L’initiation à l’IA arrivera au lycée à la rentrée 2027. Reste un angle mort, la cybersécurité, alors que les usages et les attaques avancent ensemble.
En bref
- L’IA entrera au lycée en 2027
- Le risque cyber manque encore au tableau
- BlueSecure réclame une sensibilisation scolaire durable
À partir de 2027, les lycéens apprendront l’intelligence artificielle. Très bien. Mais si on leur montre les usages sans leur apprendre à repérer les pièges, on laisse une porte ouverte. Et une grande.
Former aux usages sans former aux risques, le vrai trou dans la raquette
La décision d’introduire l’IA au lycée vise clairement les métiers de demain. Sur le papier, c’est cohérent.
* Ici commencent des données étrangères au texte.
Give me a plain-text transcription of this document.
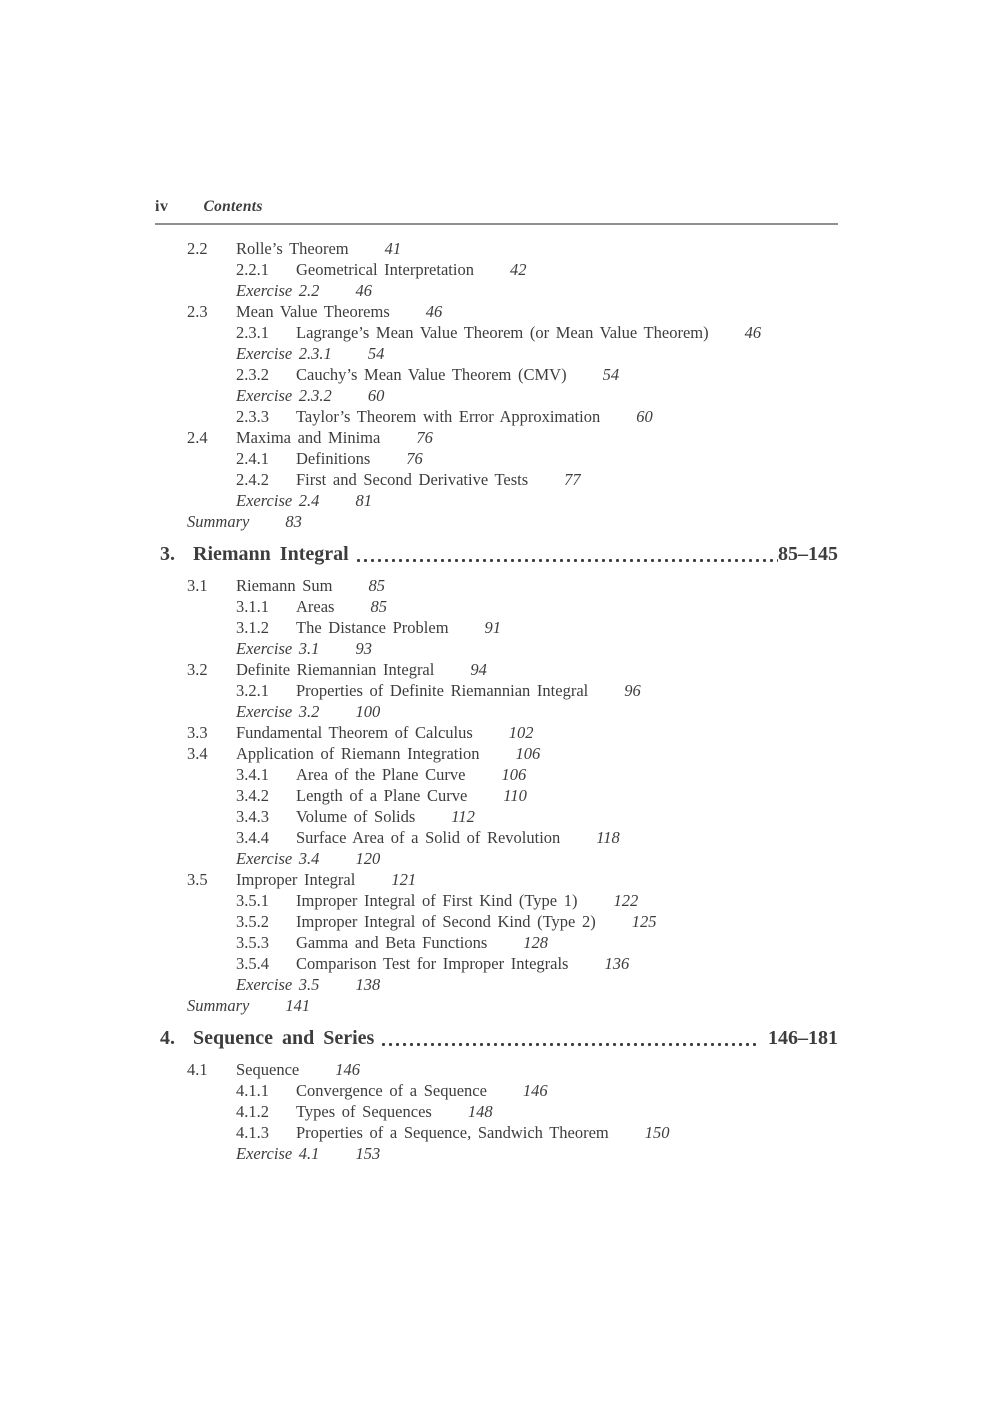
iv Contents
2.2 Rolle’s Theorem 41
2.2.1 Geometrical Interpretation 42
Exercise 2.2 46
2.3 Mean Value Theorems 46
2.3.1 Lagrange’s Mean Value Theorem (or Mean Value Theorem) 46
Exercise 2.3.1 54
2.3.2 Cauchy’s Mean Value Theorem (CMV) 54
Exercise 2.3.2 60
2.3.3 Taylor’s Theorem with Error Approximation 60
2.4 Maxima and Minima 76
2.4.1 Definitions 76
2.4.2 First and Second Derivative Tests 77
Exercise 2.4 81
Summary 83
3. Riemann Integral	85–145
3.1 Riemann Sum 85
3.1.1 Areas 85
3.1.2 The Distance Problem 91
Exercise 3.1 93
3.2 Definite Riemannian Integral 94
3.2.1 Properties of Definite Riemannian Integral 96
Exercise 3.2 100
3.3 Fundamental Theorem of Calculus 102
3.4 Application of Riemann Integration 106
3.4.1 Area of the Plane Curve 106
3.4.2 Length of a Plane Curve 110
3.4.3 Volume of Solids 112
3.4.4 Surface Area of a Solid of Revolution 118
Exercise 3.4 120
3.5 Improper Integral 121
3.5.1 Improper Integral of First Kind (Type 1) 122
3.5.2 Improper Integral of Second Kind (Type 2) 125
3.5.3 Gamma and Beta Functions 128
3.5.4 Comparison Test for Improper Integrals 136
Exercise 3.5 138
Summary 141
4. Sequence and Series	146–181
4.1 Sequence 146
4.1.1 Convergence of a Sequence 146
4.1.2 Types of Sequences 148
4.1.3 Properties of a Sequence, Sandwich Theorem 150
Exercise 4.1 153
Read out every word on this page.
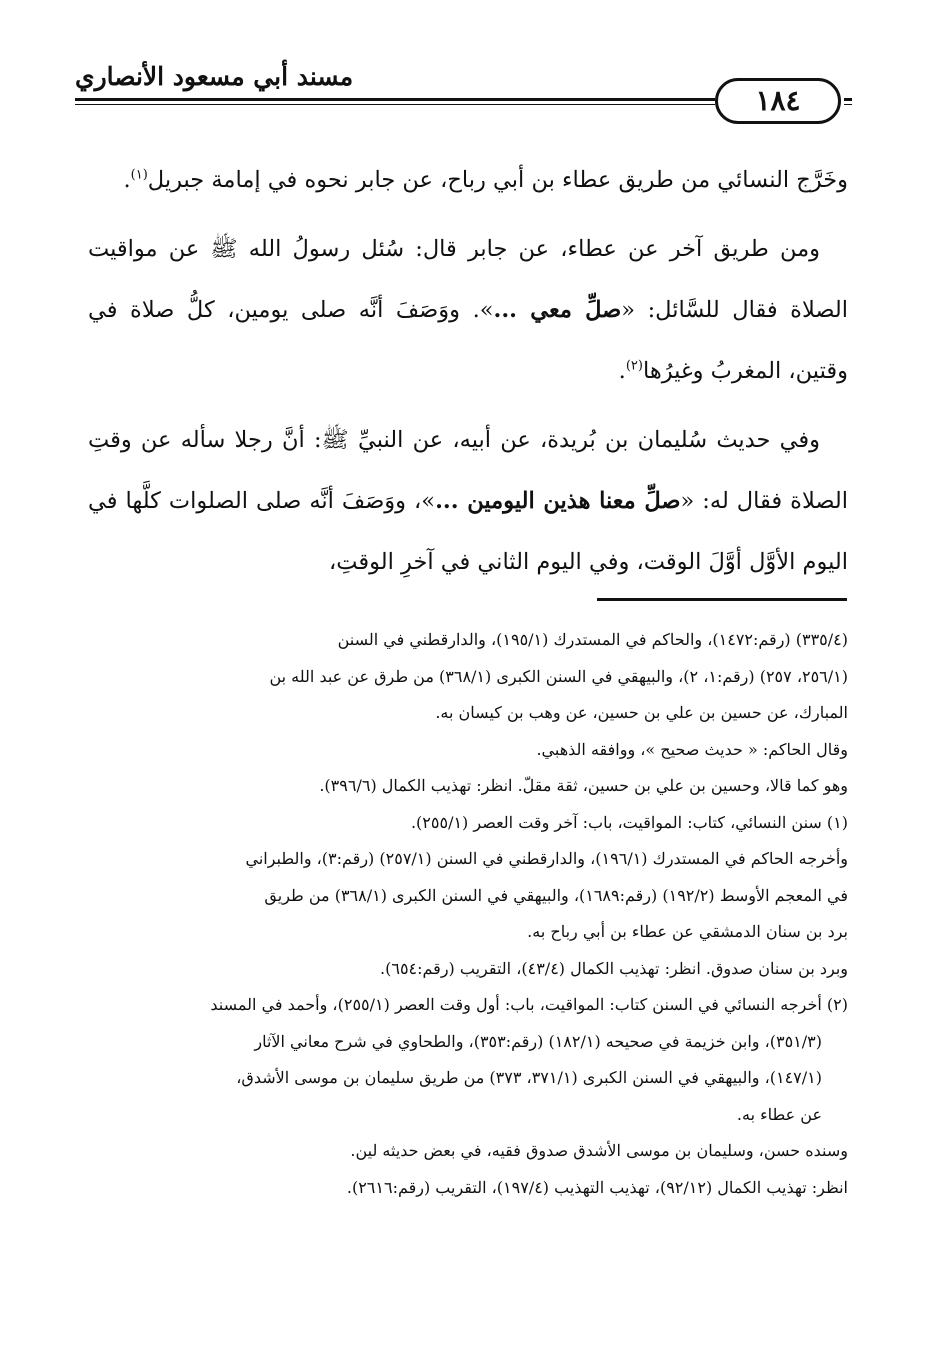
مسند أبي مسعود الأنصاري
١٨٤

وخَرَّج النسائي من طريق عطاء بن أبي رباح، عن جابر نحوه في إمامة جبريل$^{(١)}$.

ومن طريق آخر عن عطاء، عن جابر قال: سُئل رسولُ الله ﷺ عن مواقيت الصلاة فقال للسَّائل: «صلِّ معي ...». ووَصَفَ أنَّه صلى يومين، كلُّ صلاة في وقتين، المغربُ وغيرُها$^{(٢)}$.

وفي حديث سُليمان بن بُريدة، عن أبيه، عن النبيِّ ﷺ: أنَّ رجلا سأله عن وقتِ الصلاة فقال له: «صلِّ معنا هذين اليومين ...»، ووَصَفَ أنَّه صلى الصلوات كلَّها في اليوم الأوَّل أوَّلَ الوقت، وفي اليوم الثاني في آخرِ الوقتِ،

(٣٣٥/٤) (رقم:١٤٧٢)، والحاكم في المستدرك (١٩٥/١)، والدارقطني في السنن

(٢٥٦/١، ٢٥٧) (رقم:١، ٢)، والبيهقي في السنن الكبرى (٣٦٨/١) من طرق عن عبد الله بن

المبارك، عن حسين بن علي بن حسين، عن وهب بن كيسان به.

وقال الحاكم: « حديث صحيح »، ووافقه الذهبي.

وهو كما قالا، وحسين بن علي بن حسين، ثقة مقلّ. انظر: تهذيب الكمال (٣٩٦/٦).

(١) سنن النسائي، كتاب: المواقيت، باب: آخر وقت العصر (٢٥٥/١).

وأخرجه الحاكم في المستدرك (١٩٦/١)، والدارقطني في السنن (٢٥٧/١) (رقم:٣)، والطبراني

في المعجم الأوسط (١٩٢/٢) (رقم:١٦٨٩)، والبيهقي في السنن الكبرى (٣٦٨/١) من طريق

برد بن سنان الدمشقي عن عطاء بن أبي رباح به.

وبرد بن سنان صدوق. انظر: تهذيب الكمال (٤٣/٤)، التقريب (رقم:٦٥٤).

(٢) أخرجه النسائي في السنن كتاب: المواقيت، باب: أول وقت العصر (٢٥٥/١)، وأحمد في المسند

(٣٥١/٣)، وابن خزيمة في صحيحه (١٨٢/١) (رقم:٣٥٣)، والطحاوي في شرح معاني الآثار

(١٤٧/١)، والبيهقي في السنن الكبرى (٣٧١/١، ٣٧٣) من طريق سليمان بن موسى الأشدق،

عن عطاء به.

وسنده حسن، وسليمان بن موسى الأشدق صدوق فقيه، في بعض حديثه لين.

انظر: تهذيب الكمال (٩٢/١٢)، تهذيب التهذيب (١٩٧/٤)، التقريب (رقم:٢٦١٦).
Dans la pratique, il manque un morceau essentiel, la cybersécurité. Parce que l’appropriation d’un outil aussi puissant ne se limite pas à savoir s’en servir. Il faut aussi comprendre ce qu’il peut produire de toxique quand il est détourné.
Vous le voyez déjà partout, dans les usages pro comme perso. Les technologies d’IA accélèrent la création, l’automatisation, la recherche. Mais elles abaissent aussi la barrière d’entrée pour des attaques plus crédibles, plus rapides, plus difficiles à repérer. Résultat ? Former une génération à l’IA sans lui donner de réflexes numériques solides, c’est avancer avec un angle mort.
L’IA n’apporte pas que des opportunités, elle muscle aussi les attaques
Le problème n’a rien de théorique. Les mêmes briques techniques servent aussi à fabriquer des deepfakes, à améliorer le phishing, à faciliter l’usurpation d’identité ou à manipuler l’information. Bon, rien de neuf sur le fond, les cyberattaques existent déjà. Ce qui change, c’est leur niveau de finition.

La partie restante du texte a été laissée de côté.